Pensé que no iba a reincidir en este tema. Pero la verdad, que la virtud "highlanderesca" de "la obra en construcción", hace que se me descascaren, poco a poco, las pelotas de la paciencia.
No sé si recuerdan la descripción que hice, tiempo atrás, de mi casa (sino, hacé click aquí). Bueno, la cosa no mejoró. Se modificó, sí. Pero para peor...
Como un juego de persecuta nauseabundo, TODO, se vió reducido a una habitación. Sí, han leído muy bien. UNA sola pieza, para: familia (3), muebles (varios), gatos (3), ropa (montones), cajas-cajitas-pelusas (millones) y ETC.
Si antes la mudanza se realizaba de pieza a pieza. Ahora, aplicamos la innovación minimalista, en cuanto al traslado y la búsqueda de espacios, de baldosa a baldosa. |este es el momento en el que toman un respiro| Cual japonés automatizado, se calculan los movimientos. Cada ente de esta casa, tiene su lugar asignado.
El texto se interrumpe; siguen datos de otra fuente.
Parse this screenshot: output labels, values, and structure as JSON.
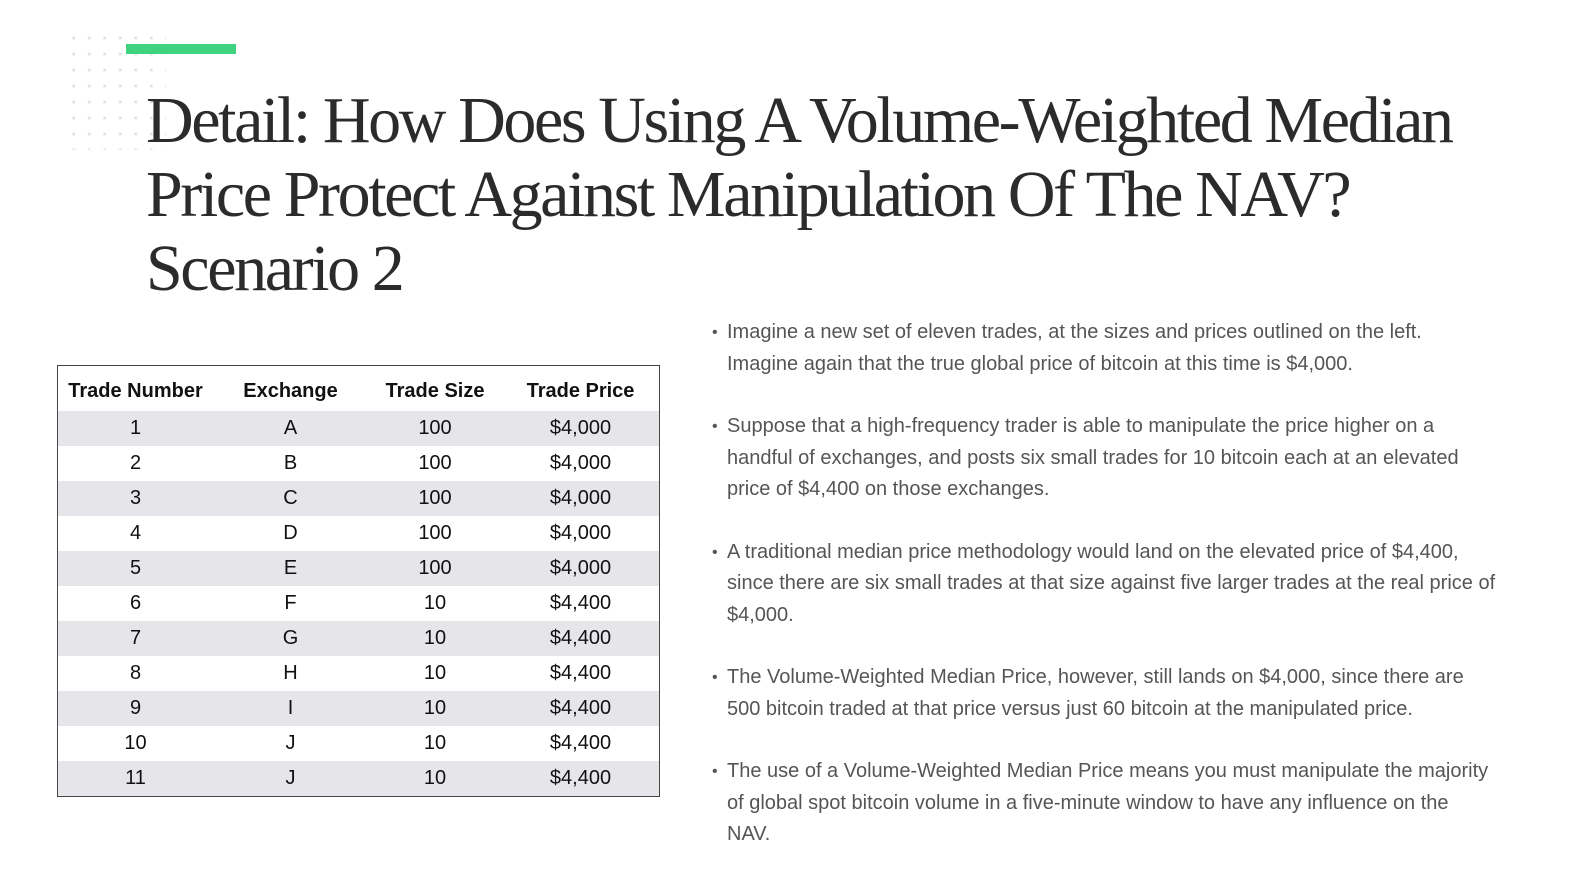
{
  "slide": {
    "title_lines": [
      "Detail: How Does Using A Volume-Weighted Median",
      "Price Protect Against Manipulation Of The NAV?",
      "Scenario 2"
    ]
  },
  "table": {
    "headers": [
      "Trade Number",
      "Exchange",
      "Trade Size",
      "Trade Price"
    ],
    "rows": [
      [
        "1",
        "A",
        "100",
        "$4,000"
      ],
      [
        "2",
        "B",
        "100",
        "$4,000"
      ],
      [
        "3",
        "C",
        "100",
        "$4,000"
      ],
      [
        "4",
        "D",
        "100",
        "$4,000"
      ],
      [
        "5",
        "E",
        "100",
        "$4,000"
      ],
      [
        "6",
        "F",
        "10",
        "$4,400"
      ],
      [
        "7",
        "G",
        "10",
        "$4,400"
      ],
      [
        "8",
        "H",
        "10",
        "$4,400"
      ],
      [
        "9",
        "I",
        "10",
        "$4,400"
      ],
      [
        "10",
        "J",
        "10",
        "$4,400"
      ],
      [
        "11",
        "J",
        "10",
        "$4,400"
      ]
    ]
  },
  "bullets": [
    {
      "marker": "•",
      "lines": [
        "Imagine a new set of eleven trades, at the sizes and prices outlined on the left.",
        "Imagine again that the true global price of bitcoin at this time is $4,000."
      ]
    },
    {
      "marker": "•",
      "lines": [
        "Suppose that a high-frequency trader is able to manipulate the price higher on a",
        "handful of exchanges, and posts six small trades for 10 bitcoin each at an elevated",
        "price of $4,400 on those exchanges."
      ]
    },
    {
      "marker": "•",
      "lines": [
        "A traditional median price methodology would land on the elevated price of $4,400,",
        "since there are six small trades at that size against five larger trades at the real price of",
        "$4,000."
      ]
    },
    {
      "marker": "•",
      "lines": [
        "The Volume-Weighted Median Price, however, still lands on $4,000, since there are",
        "500 bitcoin traded at that price versus just 60 bitcoin at the manipulated price."
      ]
    },
    {
      "marker": "•",
      "lines": [
        "The use of a Volume-Weighted Median Price means you must manipulate the majority",
        "of global spot bitcoin volume in a five-minute window to have any influence on the",
        "NAV."
      ]
    }
  ],
  "colors": {
    "accent": "#3fd37f",
    "title_text": "#2b2b2b",
    "body_text": "#555555",
    "row_stripe": "#e6e6ea"
  }
}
Los inconvenientes, fluyen como el agua... por ej., si usás la PC al momento de dormir, y a alguna (Jimo/Normi/Carolo) le tocó el colchón-al-piso. La posición del usuario de la compu, obstruye la visión del durmiente que pretende ver la TV. Por tal, el 1° debe agacharse, desplegando las habilidades aprendidas en las clases de streching-pilates, para convivir en armonía y no contracturarse el cuello.
Otra vez, la proyección de la obra se fue de mambo. La platita no alcanzó, y la construcción quedó truncada.
Sr. Arq. sépalo, nos queremos. Pero no tan cerca.
Fumaré un sahumerio,
y le ofrendaré galletitas al Gordo TODO.
Estado anímico: "Sueño Profundo" de Banana Yoshimoto.
Conclusión/pregunta al cielo: ¡¿Quién carajo dijo que las 2das. partes, son mejores?!